Indiana's auto industry has largely recovered from the recession, but jobs require a different skill set than they did several years ago.

The 2013 Indiana Manufacturing Industry Survey released Wednesday shows potential storm clouds on the horizon for the state’s sector, despite many researchers predicting a manufacturing renaissance.

Indiana University professor Steven Jones says growth in Indiana’s manufacturing industry is led by a surge in smart manufacturing, which combines things such as new technologies with reductions in energy needs.
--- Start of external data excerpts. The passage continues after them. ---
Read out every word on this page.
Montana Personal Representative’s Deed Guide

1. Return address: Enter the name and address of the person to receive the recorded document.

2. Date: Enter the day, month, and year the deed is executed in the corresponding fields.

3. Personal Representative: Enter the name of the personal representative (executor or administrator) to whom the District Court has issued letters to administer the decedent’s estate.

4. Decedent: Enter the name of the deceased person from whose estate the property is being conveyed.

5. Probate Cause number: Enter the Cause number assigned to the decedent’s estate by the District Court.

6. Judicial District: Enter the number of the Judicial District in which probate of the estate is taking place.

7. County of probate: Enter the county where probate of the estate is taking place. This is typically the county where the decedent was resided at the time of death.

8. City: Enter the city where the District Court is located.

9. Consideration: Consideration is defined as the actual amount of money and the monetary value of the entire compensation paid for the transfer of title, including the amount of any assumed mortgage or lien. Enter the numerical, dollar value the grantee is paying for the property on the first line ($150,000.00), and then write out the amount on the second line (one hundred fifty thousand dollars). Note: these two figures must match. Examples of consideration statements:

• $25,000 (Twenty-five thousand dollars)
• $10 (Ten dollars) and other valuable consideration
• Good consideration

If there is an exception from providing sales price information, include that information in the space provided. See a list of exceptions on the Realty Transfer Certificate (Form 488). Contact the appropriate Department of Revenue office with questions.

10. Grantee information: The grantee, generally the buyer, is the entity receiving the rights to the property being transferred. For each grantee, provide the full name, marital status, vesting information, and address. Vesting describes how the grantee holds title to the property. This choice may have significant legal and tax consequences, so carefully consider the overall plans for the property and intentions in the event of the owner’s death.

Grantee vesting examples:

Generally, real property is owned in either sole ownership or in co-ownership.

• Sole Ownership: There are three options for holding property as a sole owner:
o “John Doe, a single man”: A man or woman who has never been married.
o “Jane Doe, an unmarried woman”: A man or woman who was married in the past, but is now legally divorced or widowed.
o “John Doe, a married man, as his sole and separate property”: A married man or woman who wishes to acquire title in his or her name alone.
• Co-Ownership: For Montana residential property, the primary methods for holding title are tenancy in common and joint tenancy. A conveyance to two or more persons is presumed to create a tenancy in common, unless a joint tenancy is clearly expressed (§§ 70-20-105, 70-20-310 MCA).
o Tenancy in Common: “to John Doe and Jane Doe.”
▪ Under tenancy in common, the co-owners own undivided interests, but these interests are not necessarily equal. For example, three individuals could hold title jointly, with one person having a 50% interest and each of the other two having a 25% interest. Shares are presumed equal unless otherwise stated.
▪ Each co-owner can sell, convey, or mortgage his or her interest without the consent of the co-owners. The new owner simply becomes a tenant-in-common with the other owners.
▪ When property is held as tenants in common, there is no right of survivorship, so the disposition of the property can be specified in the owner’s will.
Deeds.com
He says it gives local manufacturers an advantage over companies overseas.

“The reduction in the need for labor ironically ends up meaning that our high labor costs don’t work to our disadvantage so much as they did before which means that there’s a lot of opportunity for new employment in smart manufacturing if the skilled workers are there,” he says.

Jones says companies believe there is a significant shortage of skilled workers and predict an even greater shortage in the next few years.

The data also reveals that Indiana manufacturers believe state and local government policy does not provide them an advantage.

IU professor Mark Frohlich says he is surprised by that, especially since previous surveys showed the opposite.

“Some of those initiatives were taken over the last two or three years, if you think about the changes in inventory taxes and property taxes and perhaps now manufacturers are thinking, ‘That was great but what can you do for us now?’” he says.

Frohlich says frustration with government at the national level may be reflected in the perceived dissatisfaction with state and local government.